STJ restabelece regimes mais gravosos para condenados por estupro de vulnerável após recurso do MPSC
Decisão reverte entendimento do TJSC que havia fixado regime aberto para condenados por crimes sexuais contra menor de 14 anos. Nos últimos anos, já foram apresentados 18 recursos especiais sobre a matéria, dos quais 13 já foram julgados pelo STJ, todos com resultado favorável à tese sustentada pelo Ministério Público. Os demais aguardam julgamento.

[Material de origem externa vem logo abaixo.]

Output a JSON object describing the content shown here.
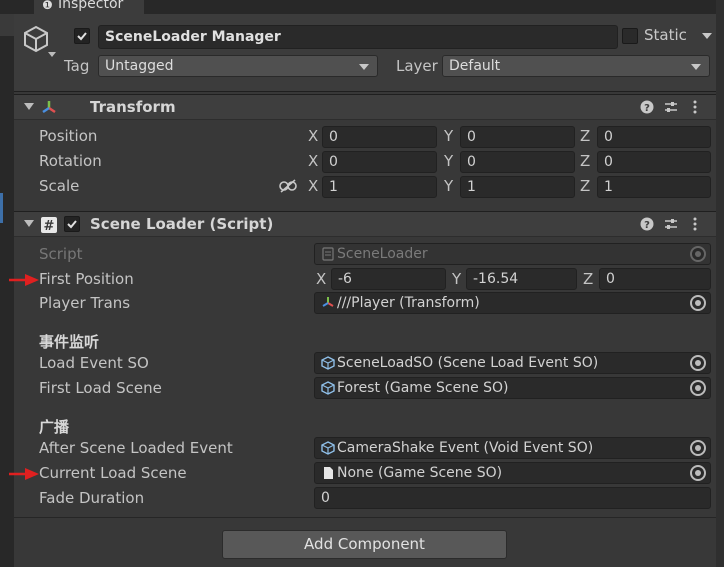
{
  "window": {
    "tab_title": "Inspector",
    "tab_icon": "info-icon"
  },
  "header": {
    "object_name": "SceneLoader Manager",
    "active": true,
    "static_label": "Static",
    "static_checked": false,
    "tag_label": "Tag",
    "tag_value": "Untagged",
    "layer_label": "Layer",
    "layer_value": "Default"
  },
  "transform": {
    "title": "Transform",
    "rows": [
      {
        "label": "Position",
        "x": "0",
        "y": "0",
        "z": "0"
      },
      {
        "label": "Rotation",
        "x": "0",
        "y": "0",
        "z": "0"
      },
      {
        "label": "Scale",
        "x": "1",
        "y": "1",
        "z": "1"
      }
    ],
    "axis_x": "X",
    "axis_y": "Y",
    "axis_z": "Z"
  },
  "scene_loader": {
    "title": "Scene Loader (Script)",
    "enabled": true,
    "script_label": "Script",
    "script_value": "SceneLoader",
    "first_position_label": "First Position",
    "first_position": {
      "x": "-6",
      "y": "-16.54",
      "z": "0"
    },
    "player_trans_label": "Player Trans",
    "player_trans_value": "///Player (Transform)",
    "section_events": "事件监听",
    "load_event_label": "Load Event SO",
    "load_event_value": "SceneLoadSO (Scene Load Event SO)",
    "first_load_scene_label": "First Load Scene",
    "first_load_scene_value": "Forest (Game Scene SO)",
    "section_broadcast": "广播",
    "after_scene_loaded_label": "After Scene Loaded Event",
    "after_scene_loaded_value": "CameraShake Event (Void Event SO)",
    "current_load_scene_label": "Current Load Scene",
    "current_load_scene_value": "None (Game Scene SO)",
    "fade_duration_label": "Fade Duration",
    "fade_duration_value": "0"
  },
  "add_component_label": "Add Component",
  "colors": {
    "annotation_arrow": "#e02020",
    "background": "#383838",
    "field": "#2a2a2a"
  }
}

O Superior Tribunal de Justiça (STJ), em decisão do Ministro Carlos Pires Brandão no Recurso Especial n. 2.141.859/SC, deu provimento a recurso interposto pelo Ministério Público de Santa Catarina (MPSC), por meio da Coordenadoria de Recursos Criminais (CRCRIM), para reformar entendimento do Tribunal de Justiça de Santa Catarina (TJSC) que havia determinado, de ofício, o cumprimento de penas em regime aberto para dois condenados por estupro de vulnerável, apesar de as condenações terem sido fixadas em patamares superiores aos legalmente admitidos para esse regime prisional.
O caso envolvia dois condenados por crimes sexuais contra a mesma vítima. Um deles recebeu pena superior a 9 anos de reclusão por ter praticado atos libidinosos com a vítima quando ela possuía 11 anos. O outro foi condenado a 8 anos de reclusão por ter mantido relação sexual com a vítima pouco tempo depois, quando ela possuía 12 anos. Ainda assim, o TJSC entendeu que, diante das circunstâncias concretas dos fatos e da primariedade dos acusados, seria possível abrandar o regime inicial para o aberto.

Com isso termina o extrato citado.